Authors: Samuel J. Vidal, Elena Bekerman, Derek Hansen, Bing Lu, Kelly Wang, Judy Mwangi, William Rowe, Federico Campigotto, Jim Zheng, Darryl Kato, Abishek Chandrashekar, Julia Barrett, Shivani Patel, Huahua Wan, Tochi Anioke, Noe B. Mercado, Joseph P. Nkolola, Melissa J. Ferguson, William J. Rinaldi, Christian Callebaut, Wade Blair, Tomas Cihlar, Romas Geleziunas, Stephen R. Yant, Dan H. Barouch
Published: 2021-12-07
DOI: 10.1038/s41586-021-04279-4
Source: Full article
AbstractBecause no currently available vaccine can prevent HIV infection, pre-exposure prophylaxis (PrEP) with antiretrovirals (ARVs) is an important tool for combating the HIV pandemic1,2. Long-acting ARVs promise to build on the success of current PrEP strategies, which must be taken daily, by reducing the frequency of administration3. GS-CA1 is a small-molecule HIV capsid inhibitor with picomolar antiviral potency against a broad array of HIV strains, including variants resistant to existing ARVs, and has shown long-acting therapeutic potential in a mouse model of HIV infection4. Here we show that a single subcutaneous administration of GS-CA1 provides long-term protection against repeated rectal simian–human immunodeficiency virus (SHIV) challenges in rhesus macaques.

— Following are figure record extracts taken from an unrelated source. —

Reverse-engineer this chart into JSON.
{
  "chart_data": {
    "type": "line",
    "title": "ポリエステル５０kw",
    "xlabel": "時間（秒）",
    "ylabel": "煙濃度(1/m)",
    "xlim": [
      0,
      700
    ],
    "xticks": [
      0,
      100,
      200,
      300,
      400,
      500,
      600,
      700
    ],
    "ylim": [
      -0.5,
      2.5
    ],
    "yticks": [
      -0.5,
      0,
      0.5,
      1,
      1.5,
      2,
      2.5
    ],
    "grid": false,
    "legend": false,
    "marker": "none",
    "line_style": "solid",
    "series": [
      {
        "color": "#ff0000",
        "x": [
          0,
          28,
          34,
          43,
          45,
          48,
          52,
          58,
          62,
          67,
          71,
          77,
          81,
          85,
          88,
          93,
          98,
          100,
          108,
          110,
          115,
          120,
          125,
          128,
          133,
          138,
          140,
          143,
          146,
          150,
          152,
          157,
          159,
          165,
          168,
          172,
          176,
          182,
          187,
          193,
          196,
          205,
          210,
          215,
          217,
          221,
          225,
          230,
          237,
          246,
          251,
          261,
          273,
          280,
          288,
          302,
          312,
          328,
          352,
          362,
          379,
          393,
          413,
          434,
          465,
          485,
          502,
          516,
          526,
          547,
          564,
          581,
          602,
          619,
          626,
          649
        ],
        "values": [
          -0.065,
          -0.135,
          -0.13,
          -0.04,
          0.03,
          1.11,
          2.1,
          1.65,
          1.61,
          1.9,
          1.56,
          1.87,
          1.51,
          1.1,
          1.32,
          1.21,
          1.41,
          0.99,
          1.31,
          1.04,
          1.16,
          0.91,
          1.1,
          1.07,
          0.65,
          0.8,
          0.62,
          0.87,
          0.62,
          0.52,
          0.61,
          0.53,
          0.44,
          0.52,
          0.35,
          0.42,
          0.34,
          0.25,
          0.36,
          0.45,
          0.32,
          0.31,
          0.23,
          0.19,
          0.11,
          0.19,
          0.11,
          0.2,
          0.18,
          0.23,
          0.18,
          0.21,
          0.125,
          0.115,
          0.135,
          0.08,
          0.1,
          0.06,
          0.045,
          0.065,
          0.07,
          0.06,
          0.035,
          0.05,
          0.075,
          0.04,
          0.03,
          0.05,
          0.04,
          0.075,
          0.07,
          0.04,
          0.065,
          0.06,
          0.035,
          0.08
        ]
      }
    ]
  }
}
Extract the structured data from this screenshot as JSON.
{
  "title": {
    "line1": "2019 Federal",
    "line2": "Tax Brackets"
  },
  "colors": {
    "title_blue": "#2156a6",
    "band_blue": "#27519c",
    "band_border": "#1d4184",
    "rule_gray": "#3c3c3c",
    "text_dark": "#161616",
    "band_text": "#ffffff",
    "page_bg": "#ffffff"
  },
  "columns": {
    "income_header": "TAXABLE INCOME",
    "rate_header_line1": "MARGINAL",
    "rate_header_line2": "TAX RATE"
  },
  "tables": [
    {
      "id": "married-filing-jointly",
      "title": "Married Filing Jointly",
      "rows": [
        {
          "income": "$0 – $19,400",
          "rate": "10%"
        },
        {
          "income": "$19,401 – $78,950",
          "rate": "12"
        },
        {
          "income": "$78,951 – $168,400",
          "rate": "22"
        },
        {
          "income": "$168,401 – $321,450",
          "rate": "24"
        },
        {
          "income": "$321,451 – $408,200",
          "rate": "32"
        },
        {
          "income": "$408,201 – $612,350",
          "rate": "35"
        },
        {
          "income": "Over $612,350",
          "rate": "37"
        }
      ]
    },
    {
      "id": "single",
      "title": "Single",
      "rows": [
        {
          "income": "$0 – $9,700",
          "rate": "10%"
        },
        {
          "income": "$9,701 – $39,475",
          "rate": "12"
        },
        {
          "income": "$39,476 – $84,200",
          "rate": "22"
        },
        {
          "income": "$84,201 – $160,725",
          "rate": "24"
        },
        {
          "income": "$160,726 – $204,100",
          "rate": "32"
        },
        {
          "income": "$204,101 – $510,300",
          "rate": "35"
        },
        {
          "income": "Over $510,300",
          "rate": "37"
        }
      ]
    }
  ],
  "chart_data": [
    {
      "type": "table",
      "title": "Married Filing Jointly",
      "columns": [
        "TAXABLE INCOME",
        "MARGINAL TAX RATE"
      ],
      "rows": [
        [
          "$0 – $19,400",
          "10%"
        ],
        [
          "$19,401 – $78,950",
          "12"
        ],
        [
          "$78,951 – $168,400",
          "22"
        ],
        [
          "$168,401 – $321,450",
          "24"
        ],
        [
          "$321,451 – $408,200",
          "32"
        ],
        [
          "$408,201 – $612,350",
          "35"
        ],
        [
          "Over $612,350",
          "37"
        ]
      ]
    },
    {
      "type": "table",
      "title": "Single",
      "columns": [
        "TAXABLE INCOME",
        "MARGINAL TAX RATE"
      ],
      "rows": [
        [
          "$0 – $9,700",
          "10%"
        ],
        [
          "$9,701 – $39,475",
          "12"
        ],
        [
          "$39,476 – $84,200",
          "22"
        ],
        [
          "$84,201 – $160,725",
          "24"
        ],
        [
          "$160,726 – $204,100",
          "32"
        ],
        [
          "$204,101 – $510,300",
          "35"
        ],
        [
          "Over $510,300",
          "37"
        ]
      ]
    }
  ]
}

Whereas all control animals became infected after 15 weekly challenges, a single 300 mg kg−1 dose of GS-CA1 provided per-exposure infection risk reduction of 97% for 24 weeks. Pharmacokinetic analysis showed a correlation between GS-CA1 plasma concentration and protection from SHIV challenges. GS-CA1 levels greater than twice the rhesus plasma protein-adjusted 95% effective concentration conferred 100% protection in this model. These proof-of-concept data support the development of capsid inhibitors as a novel long-acting PrEP strategy in humans.